Abraham Skorka
La Bible parle du deuil pour la mort d’une personne chère en utilisant le terme avelout, ou deuil. Dans Genèse 50, 10-11 est décrit l’avelout des fils de Jacob pour la mort de leur père. Deutéronome 34, 8 observe que les Benei Israel (Fils d’Israël) pleurèrent pendant trente jours la mort de Moïse. Leurs pleurs exprimait leur avelout pour le guide et le maître qui les avait laissés.
Avelout est la manifestation du deuil pour la perte d’une personne, ainsi que l’élaboration psychologique et spirituelle de l’absence physique d’une personne qui était parmi nous, mais dont l’âme est maintenant retournée auprès de Dieu. C’est le processus à travers lequel le défunt est inscrit dans la mémoire de ceux qui poursuivent le chemin de la vie. Dans des circonstances particulières ou à des moments précis, les souvenirs du défunt deviennent une vision plus complète de toute leur vie.
L’adieu que le monde entier a adressé au Pape François a été un témoignage éloquent du respect qu’il avait conquis par son humilité et son honnêteté.
Même si certains pouvaient ne pas être d’accord avec certaines de ses opinions et positions, tous savaient qu’il était un leader qui recherchait inlassablement la paix et la justice et qui se consacrait totalement à l’aide aux personnes dans le besoin dans toutes les communautés.
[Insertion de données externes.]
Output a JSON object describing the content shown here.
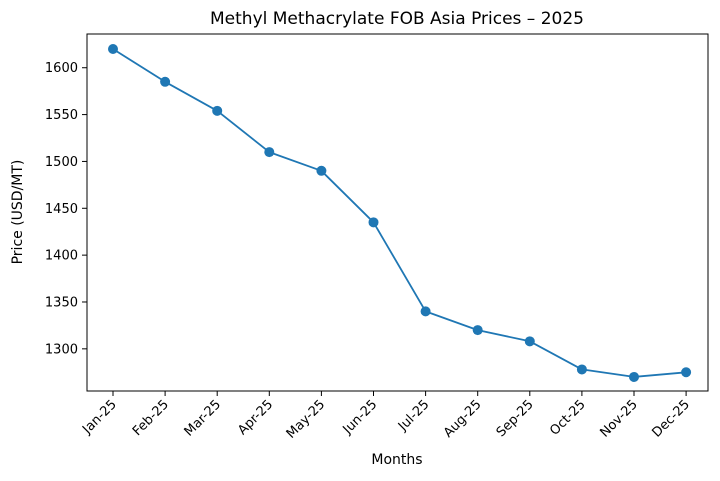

L’image des présidents Trump et Zelensky engagés dans un dialogue ouvert dans la basilique Saint-Pierre après avoir rendu hommage au corps sans vie de François est profondément émouvante. Elle peut être considérée comme la puissante réalisation de l’engagement de sa vie en faveur du principe «dialogue, dialogue, dialogue». A ce moment-là, les deux dirigeants étaient inspirés par l’héritage général de Jorge Mario Bergoglio. A leur manière, ils accomplissaient leur avelout. Au-delà des divergences avec certains responsables juifs au sujet de la guerre qui a commencé le 7 octobre 2023, aujourd’hui, en regardant le cadre général de la vie de Jorge Mario Bergoglio, nous nous souvenons également de ses réflexions sur la relation spéciale entre le christianisme et le judaïsme, résumées dans un chapitre particulier de son Exhortation apostolique Evangelii gaudium (nn. 247-249). Son profond engagement personnel pour combattre l’antisémitisme et son rêve de paix entre Israël et ses voisins feront toujours partie de son héritage.
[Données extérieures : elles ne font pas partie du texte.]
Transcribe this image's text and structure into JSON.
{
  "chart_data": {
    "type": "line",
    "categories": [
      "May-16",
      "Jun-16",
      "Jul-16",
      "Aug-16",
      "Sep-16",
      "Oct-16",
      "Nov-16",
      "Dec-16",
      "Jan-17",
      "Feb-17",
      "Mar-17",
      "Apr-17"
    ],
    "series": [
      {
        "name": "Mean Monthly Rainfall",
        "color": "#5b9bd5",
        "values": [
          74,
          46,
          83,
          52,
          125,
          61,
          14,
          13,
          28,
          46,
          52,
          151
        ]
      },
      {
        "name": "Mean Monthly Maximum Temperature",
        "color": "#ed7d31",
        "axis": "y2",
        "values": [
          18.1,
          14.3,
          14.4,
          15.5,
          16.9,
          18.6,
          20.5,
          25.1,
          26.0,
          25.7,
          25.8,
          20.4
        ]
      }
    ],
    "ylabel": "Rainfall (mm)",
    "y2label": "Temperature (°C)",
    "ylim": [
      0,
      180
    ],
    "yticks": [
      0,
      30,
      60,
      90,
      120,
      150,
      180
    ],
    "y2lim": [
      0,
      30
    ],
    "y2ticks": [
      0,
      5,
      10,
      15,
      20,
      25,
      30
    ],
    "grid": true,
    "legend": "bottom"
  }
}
Son dernier livre, Espère. Une autobiographie est une réflexion autobiographique qui suggère que François savait que l’heure de son départ approchait. En parlant de notre amitié personnelle, il a expliqué précisément quelle était la certitude qui nous unissait: la conviction qu’honorer Dieu signifie honorer l’humanité. Pendant plus de deux décennies, nous avons été très proches, cherchant — à travers nos traditions spirituelles respectives — des moyens d’honorer les personnes qui nous entourent. J’ai fait partie de la délégation vaticane à l’occasion de son pèlerinage en Terre Sainte et il m’a demandé d’être à ses côtés lorsqu’il a visité -Auschwitz-Birkenau. L’histoire et le sentiment juifs lui ont toujours été chers. Il en reconnaissait l’importance, et notre amitié et notre travail ensemble étaient imprégnés de cette préoccupation.
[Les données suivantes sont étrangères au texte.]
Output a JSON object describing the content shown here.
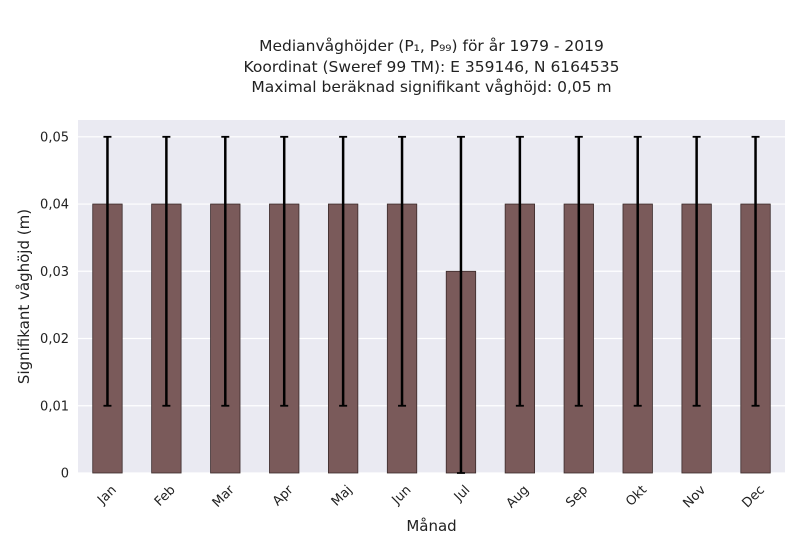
{
  "chart_data": {
    "type": "bar",
    "title_lines": [
      "Medianvåghöjder (P₁, P₉₉) för år 1979 - 2019",
      "Koordinat (Sweref 99 TM): E 359146, N 6164535",
      "Maximal beräknad signifikant våghöjd: 0,05 m"
    ],
    "xlabel": "Månad",
    "ylabel": "Signifikant våghöjd (m)",
    "categories": [
      "Jan",
      "Feb",
      "Mar",
      "Apr",
      "Maj",
      "Jun",
      "Jul",
      "Aug",
      "Sep",
      "Okt",
      "Nov",
      "Dec"
    ],
    "values": [
      0.04,
      0.04,
      0.04,
      0.04,
      0.04,
      0.04,
      0.03,
      0.04,
      0.04,
      0.04,
      0.04,
      0.04
    ],
    "error_low": [
      0.01,
      0.01,
      0.01,
      0.01,
      0.01,
      0.01,
      0.0,
      0.01,
      0.01,
      0.01,
      0.01,
      0.01
    ],
    "error_high": [
      0.05,
      0.05,
      0.05,
      0.05,
      0.05,
      0.05,
      0.05,
      0.05,
      0.05,
      0.05,
      0.05,
      0.05
    ],
    "ylim": [
      0,
      0.0525
    ],
    "yticks": [
      0,
      0.01,
      0.02,
      0.03,
      0.04,
      0.05
    ],
    "ytick_labels": [
      "0",
      "0,01",
      "0,02",
      "0,03",
      "0,04",
      "0,05"
    ],
    "grid": true,
    "colors": {
      "bar": "#7a5a5a",
      "bar_edge": "#3a2a2a",
      "errorbar": "#000000",
      "plot_bg": "#eaeaf2",
      "grid": "#ffffff"
    }
  }
}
Le livre des Proverbes 10, 7 affirme que le souvenir des justes est une bénédiction. Leur mémoire nous inspire et nous interpelle, nous incitant à nous engager pour leurs valeurs, et c’est précisément là que réside la bénédiction. Dans Proverbes 20, 27 nous lisons: «La lampe de Yahvé, c’est l’esprit de l’homme qui pénètre jusqu’au tréfonds de son être». Jorge Mario Bergoglio a consacré sa vie à Dieu et a promu les valeurs bibliques parmi les membres de sa congrégation. Il a été une lampe qui a maintenu allumée la flamme de la spiritualité et de la sainteté, en illuminant un chemin qui ne cesse jamais.